A VOLTAIRE.
Non, plus je ne veux à Paris
Avoir de courtier littéraire;
Je n'y vois plus ces beaux esprits
Dont nombre d'immortels écrits,
En m'instruisant, savaient me plaire.
Je ne veux de correspondants
Que sur les confins de la Suisse,
Province qui jadis était très-fort novice
En arts, en esprit, en talents,
Mais qui contient des bons vieux temps
Le seul auteur qui me ravisse
Par l'art harmonieux de modeler ses chants.

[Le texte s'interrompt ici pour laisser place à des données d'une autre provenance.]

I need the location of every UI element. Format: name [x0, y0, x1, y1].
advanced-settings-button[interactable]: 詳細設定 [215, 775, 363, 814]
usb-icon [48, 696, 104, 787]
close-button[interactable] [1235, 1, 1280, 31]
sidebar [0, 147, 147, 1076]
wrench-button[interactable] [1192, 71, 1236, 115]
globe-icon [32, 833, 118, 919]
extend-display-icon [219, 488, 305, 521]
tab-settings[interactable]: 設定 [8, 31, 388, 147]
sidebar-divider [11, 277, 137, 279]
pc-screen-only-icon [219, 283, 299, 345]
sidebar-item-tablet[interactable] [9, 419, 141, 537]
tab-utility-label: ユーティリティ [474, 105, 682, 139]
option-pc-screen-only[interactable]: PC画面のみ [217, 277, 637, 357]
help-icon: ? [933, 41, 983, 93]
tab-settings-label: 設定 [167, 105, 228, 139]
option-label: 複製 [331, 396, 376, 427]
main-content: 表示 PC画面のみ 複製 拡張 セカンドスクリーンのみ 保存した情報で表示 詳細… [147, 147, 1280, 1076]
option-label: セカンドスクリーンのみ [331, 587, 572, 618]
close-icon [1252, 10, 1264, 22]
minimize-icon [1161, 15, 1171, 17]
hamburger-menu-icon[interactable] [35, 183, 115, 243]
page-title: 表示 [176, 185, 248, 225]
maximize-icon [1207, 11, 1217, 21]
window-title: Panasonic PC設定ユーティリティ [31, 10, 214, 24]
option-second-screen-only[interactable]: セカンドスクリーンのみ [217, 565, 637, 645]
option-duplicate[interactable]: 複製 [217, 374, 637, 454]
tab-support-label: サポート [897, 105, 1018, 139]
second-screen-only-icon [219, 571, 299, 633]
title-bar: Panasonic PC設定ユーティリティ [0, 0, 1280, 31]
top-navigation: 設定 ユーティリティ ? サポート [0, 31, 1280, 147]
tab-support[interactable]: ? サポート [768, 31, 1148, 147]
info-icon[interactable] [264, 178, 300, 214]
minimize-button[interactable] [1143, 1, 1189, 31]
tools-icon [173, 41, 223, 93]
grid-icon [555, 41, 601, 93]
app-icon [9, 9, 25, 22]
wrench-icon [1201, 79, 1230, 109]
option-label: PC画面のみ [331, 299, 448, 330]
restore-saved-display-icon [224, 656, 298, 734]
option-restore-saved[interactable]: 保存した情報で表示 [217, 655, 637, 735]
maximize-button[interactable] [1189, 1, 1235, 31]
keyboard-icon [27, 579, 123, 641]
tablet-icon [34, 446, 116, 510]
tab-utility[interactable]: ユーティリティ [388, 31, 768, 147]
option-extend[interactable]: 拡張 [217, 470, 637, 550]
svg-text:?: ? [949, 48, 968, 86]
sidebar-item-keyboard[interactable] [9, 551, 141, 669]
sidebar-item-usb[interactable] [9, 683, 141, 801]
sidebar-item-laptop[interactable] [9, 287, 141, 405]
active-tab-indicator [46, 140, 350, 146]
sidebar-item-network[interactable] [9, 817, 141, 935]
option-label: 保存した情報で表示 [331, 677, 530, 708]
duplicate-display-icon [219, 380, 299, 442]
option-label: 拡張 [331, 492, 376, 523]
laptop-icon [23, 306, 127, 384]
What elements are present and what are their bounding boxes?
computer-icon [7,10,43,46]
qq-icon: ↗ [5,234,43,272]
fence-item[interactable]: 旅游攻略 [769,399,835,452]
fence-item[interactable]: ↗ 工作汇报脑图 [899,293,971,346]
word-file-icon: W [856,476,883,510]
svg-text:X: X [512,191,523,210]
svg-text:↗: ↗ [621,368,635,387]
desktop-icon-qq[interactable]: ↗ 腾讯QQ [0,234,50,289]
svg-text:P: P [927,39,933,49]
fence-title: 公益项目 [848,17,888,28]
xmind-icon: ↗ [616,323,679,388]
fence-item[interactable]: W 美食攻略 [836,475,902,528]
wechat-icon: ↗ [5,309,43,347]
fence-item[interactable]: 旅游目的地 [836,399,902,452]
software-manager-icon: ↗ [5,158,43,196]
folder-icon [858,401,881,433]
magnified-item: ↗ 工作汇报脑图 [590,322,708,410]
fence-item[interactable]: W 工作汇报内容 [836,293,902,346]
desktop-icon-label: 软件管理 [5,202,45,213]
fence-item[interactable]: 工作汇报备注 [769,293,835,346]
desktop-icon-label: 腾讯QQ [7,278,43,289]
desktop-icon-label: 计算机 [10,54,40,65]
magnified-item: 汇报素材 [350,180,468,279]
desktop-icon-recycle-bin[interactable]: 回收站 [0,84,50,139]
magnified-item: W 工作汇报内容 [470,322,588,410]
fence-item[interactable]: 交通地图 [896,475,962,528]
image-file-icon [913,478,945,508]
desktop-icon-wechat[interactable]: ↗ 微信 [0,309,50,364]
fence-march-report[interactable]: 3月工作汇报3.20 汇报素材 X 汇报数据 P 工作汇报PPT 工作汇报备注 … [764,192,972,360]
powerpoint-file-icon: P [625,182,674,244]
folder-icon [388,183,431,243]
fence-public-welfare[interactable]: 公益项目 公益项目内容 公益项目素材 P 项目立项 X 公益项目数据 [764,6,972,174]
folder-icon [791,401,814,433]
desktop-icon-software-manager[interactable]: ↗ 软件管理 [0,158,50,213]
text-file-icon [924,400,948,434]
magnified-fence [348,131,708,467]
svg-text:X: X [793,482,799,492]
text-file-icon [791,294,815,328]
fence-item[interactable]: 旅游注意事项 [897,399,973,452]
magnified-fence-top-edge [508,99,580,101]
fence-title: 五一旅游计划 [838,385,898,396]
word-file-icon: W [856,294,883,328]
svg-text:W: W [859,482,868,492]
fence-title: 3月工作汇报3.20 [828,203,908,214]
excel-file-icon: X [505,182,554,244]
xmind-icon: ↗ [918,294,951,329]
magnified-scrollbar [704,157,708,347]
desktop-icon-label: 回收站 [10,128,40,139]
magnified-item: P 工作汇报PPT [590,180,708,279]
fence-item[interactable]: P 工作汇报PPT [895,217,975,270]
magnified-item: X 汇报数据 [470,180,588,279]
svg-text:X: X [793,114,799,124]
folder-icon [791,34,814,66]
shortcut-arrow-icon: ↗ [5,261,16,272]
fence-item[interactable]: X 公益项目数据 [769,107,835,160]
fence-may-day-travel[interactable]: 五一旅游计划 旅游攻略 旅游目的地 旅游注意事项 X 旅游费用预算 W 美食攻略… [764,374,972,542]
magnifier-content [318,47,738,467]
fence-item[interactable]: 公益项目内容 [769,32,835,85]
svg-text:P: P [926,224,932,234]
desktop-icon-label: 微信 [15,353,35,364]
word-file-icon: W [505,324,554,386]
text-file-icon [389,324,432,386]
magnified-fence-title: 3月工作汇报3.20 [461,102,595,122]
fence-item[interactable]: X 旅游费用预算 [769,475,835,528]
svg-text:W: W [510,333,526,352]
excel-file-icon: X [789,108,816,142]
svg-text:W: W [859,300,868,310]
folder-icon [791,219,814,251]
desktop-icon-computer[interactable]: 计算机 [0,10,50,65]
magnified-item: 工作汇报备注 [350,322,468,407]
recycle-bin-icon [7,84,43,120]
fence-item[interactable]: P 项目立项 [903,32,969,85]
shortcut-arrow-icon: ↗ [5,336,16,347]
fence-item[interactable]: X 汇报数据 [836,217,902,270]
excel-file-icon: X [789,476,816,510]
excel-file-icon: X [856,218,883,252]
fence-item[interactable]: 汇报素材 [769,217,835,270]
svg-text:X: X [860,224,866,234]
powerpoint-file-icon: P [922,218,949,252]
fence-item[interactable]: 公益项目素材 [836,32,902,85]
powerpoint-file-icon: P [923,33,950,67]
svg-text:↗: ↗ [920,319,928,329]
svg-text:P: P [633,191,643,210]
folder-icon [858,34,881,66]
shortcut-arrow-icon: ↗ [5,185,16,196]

Ces Grecs, vos favoris, cherchèrent en Asie
Les sciences, la vérité;
Platon jusqu'en Égypte avait même tenté
D'éclairer sa philosophie.
Désormais nos cantons, charmés de ses attraits,
Sans chercher pour l'esprit des aliments dans l'Inde,
Trouvent le dieu du goût comme le dieu du Pinde
Tous deux réunis dans Ferney.
Vous m'enverriez votre extrait baptistaire, que je n'en croirais pas davantage à votre curé.
<110>On juge mal, on est déçu
En se fiant à l'apparence;
Je suis très-sûr et convaincu
Que Voltaire en secret a bu
De la fontaine de Jouvence.
Jamais aucun héros n'approcha de son sort,
Immortel par sa vie ainsi qu'après sa mort.
A Potsdam, le 29 février 1773. (L'année 1773 n'était pas une année bissextile. Néanmoins la réponse de Voltaire, du 19 mars, rappelle la date du 29 février.)